Even more than discussing her cabaret sets, when she speaks of her sons’ business achievements and Eliza having been writing songs for more than eleven years and having forged her own professional relationships with agent and manager, she beams with pride. “I’d like to say I taught her everything she knows” she jokingly enthuses, but well aware of how tough “the Business” is away from the spotlight, Ruffelle sees in Eliza an assured young woman who is as grounded and prepared as could be in managing the fame that she has earned. I suspect that the relationship between this dynamic mother and celebrity daughter could not be closer and Ruffelle projects the image of a mother who knows that there are few things more important than a caring and responsible love between parent and (even adult) child.

To define Frances Ruffelle as a workaholic is quite possibly to understate the scale of the autumnal challenges currently on the actress’ radar. Returning from New York at the end of this week, picking up at the Crazy Coqs two weeks later, in between these two residencies, this whirlwind of a performer will be workshopping the new musical interpretation of Gurinder Chadha’s 2002 britflick, Bend It Like Beckham.
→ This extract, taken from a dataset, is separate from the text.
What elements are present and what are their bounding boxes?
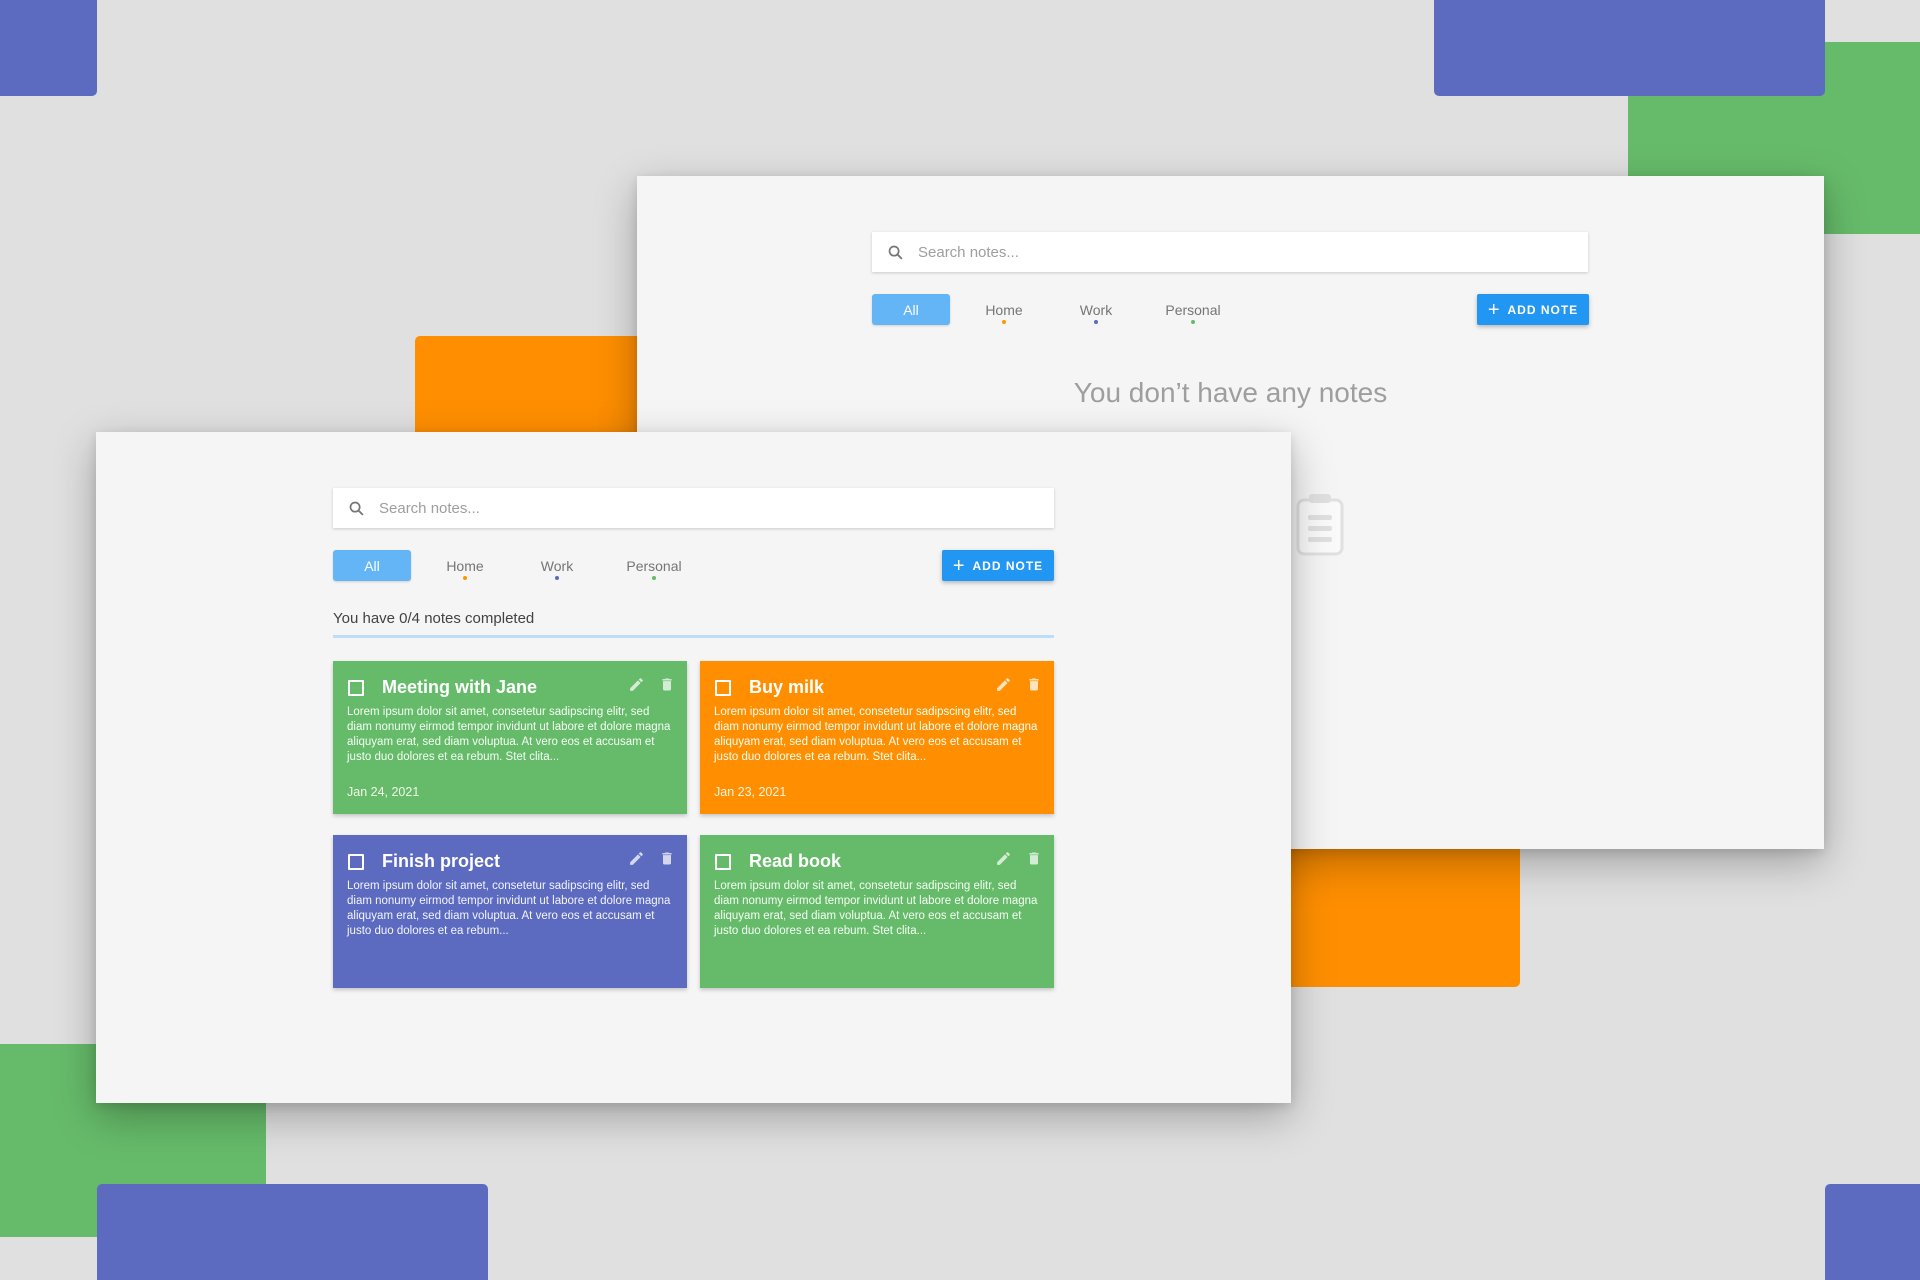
note-title: Meeting with Jane <box>382 677 538 697</box>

With music and lyrics by Howard Goodall and Charles Hart respectively and with Chadha returning to direct, the workshop’s credentials are impeccable. It’s a hectic time and Ruffelle sees her preparation for the workshop as simply just another professional obligation that deserves the very best of her abilities.

It’s a gloriously sunny day amongst Harrow’s ancient beauty as Ruffelle, in a casually chic style that could almost suggest Jane Birkin, wanders off to her accordion lesson. An actress and mother, proud of herself and of her family and a truly impressive woman.